Sehr spannend liest sich das Kapitel über Unternehmensbewertungen wie LinkedIn, Groupon und weitere. Es wird argumentiert, dass die Bewertung für den zu erwartenden Cash Flow in der Zukunft gerechtfertigt sei und man sich nur die Frage stellen sollte, wie sich das Unternehmen in den nächsten 10 Jahren entwickeln wird. Er ist also ein Vertreter der Meinung, dass eine Investition langfristig bewertet werden muss. Anzumerken ist dabei aber auch, dass er rät, in wenige Unternehmen zu investieren und nicht zu diversifizieren, wobei man nur in Unternehmen investieren sollte, die jeweils das Potential haben, das gesamte eigenen Portfolio durch Wachstum in die Gewinnzone zu bringen.

Ein sehr motivierendes, aber sehr philosophisches Kapitel „You Are Not a Lottery Ticket“ beschreibt, dass in der aktuellen Zeit eine Art „Pessimismus“ über eine „zufällige“ Zukunft herrscht. Diese führt dazu, dass man nicht mehr „für sein Glück arbeiten muss“, bzw. die Weltansicht vorherrscht, nicht mehr „seines Glückes Schmied“ zu sein, also viele Menschen, Unternehmen und Politiker reaktiv durch die Welt gehen und keine langfristigen Pläne mehr aufstellen.

Rework, Jason Fried & David Heinemeier Hansson

In einer frischen, pragmatischen Art schreiben Jason Fried und David Hansson über Ihre Erfahrungen und Empfehlung zum Gründen, Aufbauen und Führen eines Unternehmens. Aus der Sicht der Gründer von 37signals, dem Software-Unternehmen hinter u.a. Basecamp und Ruby on Rails, haben Sie das Buch nach eigenen Angaben als Nebenprodukt Ihres Blogs geschrieben, was zu einem kurzweiligen und spannend Stil geführt hat. Sie bringen kurz und knapp die wichtigsten Punkte – man erkennt schon am (langen) Inhaltsverzeichnis, was man mitnehmen soll. 🙂

Ihre Devise ist, ein Produkt so zu entwickeln, als würde es für einen selbst ein reales Problem lösen. Man soll sich (und damit das Produkt) nicht von Kunden oder Investoren verbiegen lassen. Man sollte seine Idee klar beschreiben und zu dieser stehen, was auch wiederum intern dazu führt, dass man sich Diskussionen erspart. Das Beispiel von Vinnie’s Sub Shop beschreibt sehr schön, dass das Geschäft morgens frisches Brot für die Subs bekommt und konsequenterweise schließt, wenn das Brot ausgegangen ist, da sonst die Qualität des Produkts sinken würde. Auf den ersten Blick irrational, aber genauer betrachtet sehr schön. Weiterhin ist das Zitat „They say you need to sell to the Fortune 500. Screw that. We sell to the Fortune 5,000,000.“ exemplarisch für den Startup-Gedanken, den Sie vermitteln.

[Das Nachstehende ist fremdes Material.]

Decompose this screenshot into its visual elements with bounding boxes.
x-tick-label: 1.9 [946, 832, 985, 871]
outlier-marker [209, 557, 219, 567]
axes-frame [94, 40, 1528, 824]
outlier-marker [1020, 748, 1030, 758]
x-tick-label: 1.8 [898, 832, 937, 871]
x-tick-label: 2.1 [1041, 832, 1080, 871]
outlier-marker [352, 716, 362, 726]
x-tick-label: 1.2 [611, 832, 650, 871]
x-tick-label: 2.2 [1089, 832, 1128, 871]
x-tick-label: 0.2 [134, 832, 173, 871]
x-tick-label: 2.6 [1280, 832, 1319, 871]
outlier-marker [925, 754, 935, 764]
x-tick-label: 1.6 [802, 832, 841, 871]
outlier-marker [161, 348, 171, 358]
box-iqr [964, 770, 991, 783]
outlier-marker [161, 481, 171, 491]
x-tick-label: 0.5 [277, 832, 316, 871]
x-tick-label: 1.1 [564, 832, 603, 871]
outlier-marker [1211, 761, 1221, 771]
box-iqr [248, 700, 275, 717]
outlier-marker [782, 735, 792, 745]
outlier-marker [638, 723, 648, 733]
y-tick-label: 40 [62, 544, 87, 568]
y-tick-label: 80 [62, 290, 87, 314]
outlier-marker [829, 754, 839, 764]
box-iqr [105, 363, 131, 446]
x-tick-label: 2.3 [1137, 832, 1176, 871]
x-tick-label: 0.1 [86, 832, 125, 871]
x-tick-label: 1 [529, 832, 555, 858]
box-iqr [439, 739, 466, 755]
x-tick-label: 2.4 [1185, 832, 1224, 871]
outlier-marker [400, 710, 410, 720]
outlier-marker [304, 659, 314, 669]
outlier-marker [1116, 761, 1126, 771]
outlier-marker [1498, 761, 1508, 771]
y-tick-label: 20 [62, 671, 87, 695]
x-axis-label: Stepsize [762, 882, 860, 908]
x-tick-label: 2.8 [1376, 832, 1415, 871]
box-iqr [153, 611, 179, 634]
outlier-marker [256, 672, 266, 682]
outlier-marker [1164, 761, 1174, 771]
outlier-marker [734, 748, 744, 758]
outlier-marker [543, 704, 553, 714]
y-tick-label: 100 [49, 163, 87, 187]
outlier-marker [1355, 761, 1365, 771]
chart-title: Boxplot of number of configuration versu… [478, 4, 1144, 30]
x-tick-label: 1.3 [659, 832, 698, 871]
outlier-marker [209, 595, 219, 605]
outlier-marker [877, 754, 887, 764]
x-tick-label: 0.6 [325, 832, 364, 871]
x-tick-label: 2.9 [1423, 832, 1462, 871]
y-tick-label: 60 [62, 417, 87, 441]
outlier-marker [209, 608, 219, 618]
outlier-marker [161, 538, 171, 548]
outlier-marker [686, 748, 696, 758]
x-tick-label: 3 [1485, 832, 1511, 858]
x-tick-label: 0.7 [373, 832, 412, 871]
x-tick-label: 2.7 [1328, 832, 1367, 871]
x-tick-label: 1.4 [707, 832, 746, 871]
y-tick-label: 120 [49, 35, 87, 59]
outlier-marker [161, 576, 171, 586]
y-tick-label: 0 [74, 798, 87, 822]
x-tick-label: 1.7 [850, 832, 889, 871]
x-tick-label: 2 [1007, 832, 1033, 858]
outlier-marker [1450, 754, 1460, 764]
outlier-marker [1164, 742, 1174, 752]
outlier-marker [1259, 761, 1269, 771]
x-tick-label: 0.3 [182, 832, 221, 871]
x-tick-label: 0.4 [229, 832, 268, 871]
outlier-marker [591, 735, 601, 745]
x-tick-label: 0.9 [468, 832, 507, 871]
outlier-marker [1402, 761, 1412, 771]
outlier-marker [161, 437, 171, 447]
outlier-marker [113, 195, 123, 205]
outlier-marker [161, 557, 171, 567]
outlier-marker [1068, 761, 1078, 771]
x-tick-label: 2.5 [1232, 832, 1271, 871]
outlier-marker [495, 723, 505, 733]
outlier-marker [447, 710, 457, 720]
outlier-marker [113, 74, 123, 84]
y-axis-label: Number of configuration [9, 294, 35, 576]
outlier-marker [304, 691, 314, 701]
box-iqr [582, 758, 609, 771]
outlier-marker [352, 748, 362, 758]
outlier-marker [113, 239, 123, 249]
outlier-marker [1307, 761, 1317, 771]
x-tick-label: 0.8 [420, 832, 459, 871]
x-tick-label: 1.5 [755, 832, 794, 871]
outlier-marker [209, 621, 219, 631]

Sie stellen (zu recht) alte Arten ein Unternehmen zu führen in Frage – sie haben z.B. Ihre Mitarbeiter auf der ganzen Welt verteilt.

Besonders haben mir die Empfehlungen zum Thema Arbeitsweise gefallen, in denen sie (aus Sicht eines ITlers) sagen, dass Menschen, die viele Überstunden machen, Probleme aus „Intellectual laziness“ mit „brute force“ bearbeiten, was dazu führt, dass das Ergebnis weniger elegant und schlechter ist.

Toll finde ich den Ansatz, sein Produkt ganz klein mit eigenem Geld aufzubauen und keine Kontrolle an Investoren abzugeben. Daraus resultierend also kein Startup sondern ein Unternehmen zu gründen, das Geld verdienen, statt „Fremdes Geld“ zu verbrennen.

Schnelle Entscheidungen sowie eine agile und flexible Entwicklung sind wichtig, wobei sie ruhig durch äußere Rahmenbedingungen eingeschränkt sein können – man sollte mit Beschränkungen leben und nicht darüber weinen. Bei der Unternehmensführung sind Meetings tödlich und Unterbrechungen der Arbeit einer der Hauptgründe, warum man Dinge nicht fertig bekommt – beides sollte man durch feste Regeln im Griff halten und sich an der Devise „Gut ist gut genug“ festhalten und die Motivation aus Quick Wins stategisch nutzen. Hat man also eine geniale Idee, sollte man noch etwas darüber schlafen und dann sofort loslegen und diese umsetzen, da die Energie des Momentes immens wichtig ist.

In einigen Abschnitten über das Marketing wird schön beschrieben, wie jede Abteilung mittlerweile zum Marketing gehört und wie man durch „Behind the scenes“ oder „Proben“ (Lightversionen) des Produktes eine breite Masse an Fans gewinnen und binden kann.

Der letzte Abschnitt zum Thema Personal ist an einer Stelle besonders spannend. Es wird gewarnt, dass bei einem starken Wachstum und zu vielen Zugängen sich das Team entfremden und damit kritikunfähig werden kann.